Comme nous vous en parlions ce mardi (lire ici), la faillite du SK Deinze est devenue officielle, ce mercredi. Le Matricule 818 disparait et ne terminera pas le championnat, ce qui chamboule totalement le bas de tableau, en Challenger Pro League.
Le repreneur du club, Doudou Cissé (AAD Invest Group), n'a jamais fourni les fonds nécessaires, et a même fermé le robinet. Les joueurs et le personnel n'étaient plus payés depuis des mois, ce qui a causé un mouvement de grève général au sein du club. Les joueurs du noyau A ont refusé de jouer, Hernan Losada n'a plus entraîné.
Mikhail Turi appelé en mission sauvetage pour remplacer Hernan Losada
Dans la panique, le SK Deinze a fait appel à Mikhail Turi, alors entraîneur des U21 du club, pour mener la barque en attendant les décisions judiciaires. Avec, d'abord, une équipe entièrement composée de jeunes joueurs du club, rejoints ensuite par certains membres du noyau A souhaitant poursuivre l'aventure, Turi a passé trois matchs sur le banc de l'équipe première : contre les Francs-Borains (d. 0-3), au RFC Liège (d. 3-0) et face au RFC Seraing (d. 0-1).
J'aime relever des défis et le niveau professionnel est celui auquel je veux entraîner - Mikhail Turi
"Je n'avais pas trop de pression, mais j'étais un petit peu gêné par rapport à la situation des professionnels et je ne savais pas trop sur quel pied danser. Puis, j'ai reçu un super message de Gaëtan Hendrickx, qui m'a dit de foncer. Je me suis retrouvé avec quelque chose que je n'avais pas demandé, mais je suis ambitieux, j'aime relever des défis et le niveau professionnel est celui auquel je veux entraîner", détaille, en ce sinistre mercredi, Mikhail Turi pour Walfoot.be.
L'entraîneur français, qui officie également au Futurosport de Mouscron, où il dispense des entraînements pour les jeunes du sport-études, ainsi que des cours d'entraîneur pour les futurs diplômés, n'avait, certes, pas demandé à se retrouver dans une division professionnelle avec une équipe qui n'en avait, logiquement, pas le niveau. Mais au vu de la situation du club depuis le début de la saison, Turi avait tout de même préparé le coup.
"On avait eu des alertes sur quelques incohérences au niveau du club, on avait aussi lu certains articles dans la presse. J'avais dit à mon staff qu'il fallait faire attention et se tenir prêt pour plusieurs scénarios. Celui que j'aurais préféré, c'est qu'un investisseur arrive et paie. Mais on se disait aussi qu'il était possible qu'on prenne la place des pros.

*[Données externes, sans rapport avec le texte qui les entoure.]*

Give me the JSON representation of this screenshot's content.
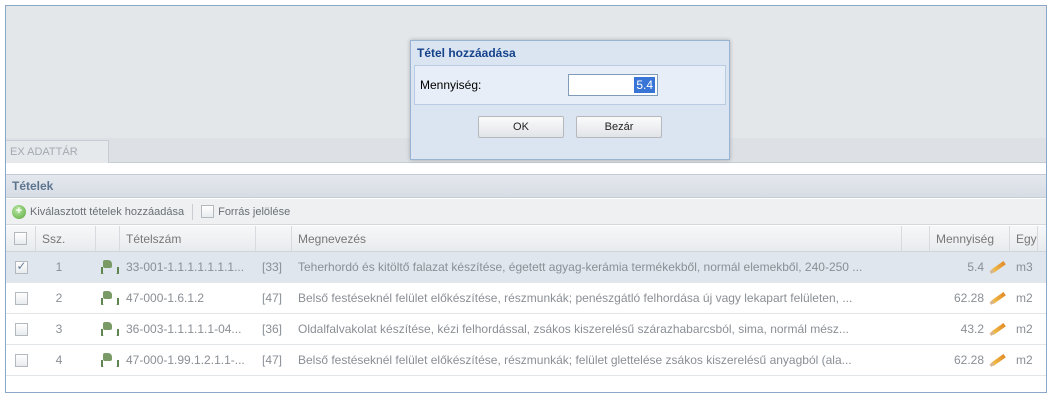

Enfin, on espérait surtout que le club ne tombe pas en faillite."
Mikhail Turi et ses idées ont été la dernière éclaircie dans le chaos de Deinze
C'est donc cette troisième possibilité, la pire, qui s'est produite. Mais pendant sa courte période à la tête de la jeune équipe de Deinze, Mikhail Turi a reçu un paquet d'éloges. Notamment de ses trois homologues, Karim Belhocine, Gaëtan Englebert et Mbaye Leye.
Mikhail Turi a en effet su accomplir de belles choses avec sa jeune équipe, comme il avait pu le faire dans une autre situation chaotique, à Mandel, en reprenant une équipe dépourvue d'adultes, qui venait de subir un 9-0 sur la pelouse de Liège la semaine précédente, en Nationale 1.
Je parviens à m'en sortir dans les situations d'urgence... ce qui pourrait être un bel atout pour les clubs professionnels" - Mikhail Turi
"J'ai reçu beaucoup de messages de félicitations et de soutien, c'était incroyable. Le public du RFC Liège nous avait aussi rendu un bel hommage. La situation vécue à Mandel m'a évidemment servi, parce que dans les deux cas, il a fallu faire dans l'urgence. Il faut recadrer l'équipe, remettre une bonne mentalité, une vraie philosophie de travail, de la cohésion. Ce n'est pas l'atout que je préfère, j'aimerais œuvrer dans un club stable comme était censé l'être Deinze, mais il est vrai que je parviens généralement à réussir dans les situations d'urgence. Cela pourrait d'ailleurs être un atout pour certains clubs professionnels."
Car si le SK Deinze de Mikhail Turi a bien subi trois défaites, ses prestations ont été dignes, valeureuses et pas si faciles pour leurs trois adversaires, pourtant nettement supérieurs sur papier. "Nous avons appris en dernière minute que nous devions jouer contre les Francs-Borains, tout le monde nous prédisait une défaite 7, 8 ou 9-0. Mais avec mon effectif, je savais qu'on pouvait faire de bonnes choses. On prend des buts sur des petites erreurs de jeunesse, mais le jeu était relativement égal. On s'est beaucoup battu, avec du caractère et l'ambiance dans le groupe était finalement bonne malgré la situation."
Les pros auraient aimé que je termine la saison avec eux" - Mikhail Turi
"D'ailleurs, les pros m'ont dit qu'ils auraient aimé que je termine la saison avec eux. Ils ont aimé ma façon de fonctionner, mon caractère et le style de jeu qu'on essayait de mettre en place. Denys Prychynenko (ndlr : membre du noyau A qui n'a pas joué sous Turi) m'a envoyé un message après le match de Seraing pour me dire qu'on n'avait pas joué pour ne pas perdre, mais bien pour gagner. C'est un message qui m'a fait très plaisir."
Retrouver un banc dans un club professionnel, le nouveau défi de Mikhail Turi
Si, à contrecœur, Mikhail Turi doit donc mettre fin prématurément à son aventure à Deinze, l'entraîneur français espère recevoir une nouvelle chance de se montrer dans le monde professionnel. Et cette fois, avec de réels moyens sportifs à sa disposition.
"Je connais déjà les ficelles de la Challenger Pro League, je sais ce qu'il faut pour réussir dans cette division. L'objectif, à Deinze, était que je commence avec les U21, puis, quelque temps plus tard, que je reprenne le noyau A avec plusieurs jeunes qui seraient montés avec moi. C'était un projet intéressant pour moi et c'est toujours en fonction du projet proposé que je fais mes choix."
"Avec mon expérience, je veux rester dans le monde professionnel. J'aimerais trouver un projet stable et prouver que j'ai les compétences pour coacher en Challenger Pro League", a conclu un Mikhail Turi qui, sans nul doute, observera attentivement la situation dans le bas de tableau.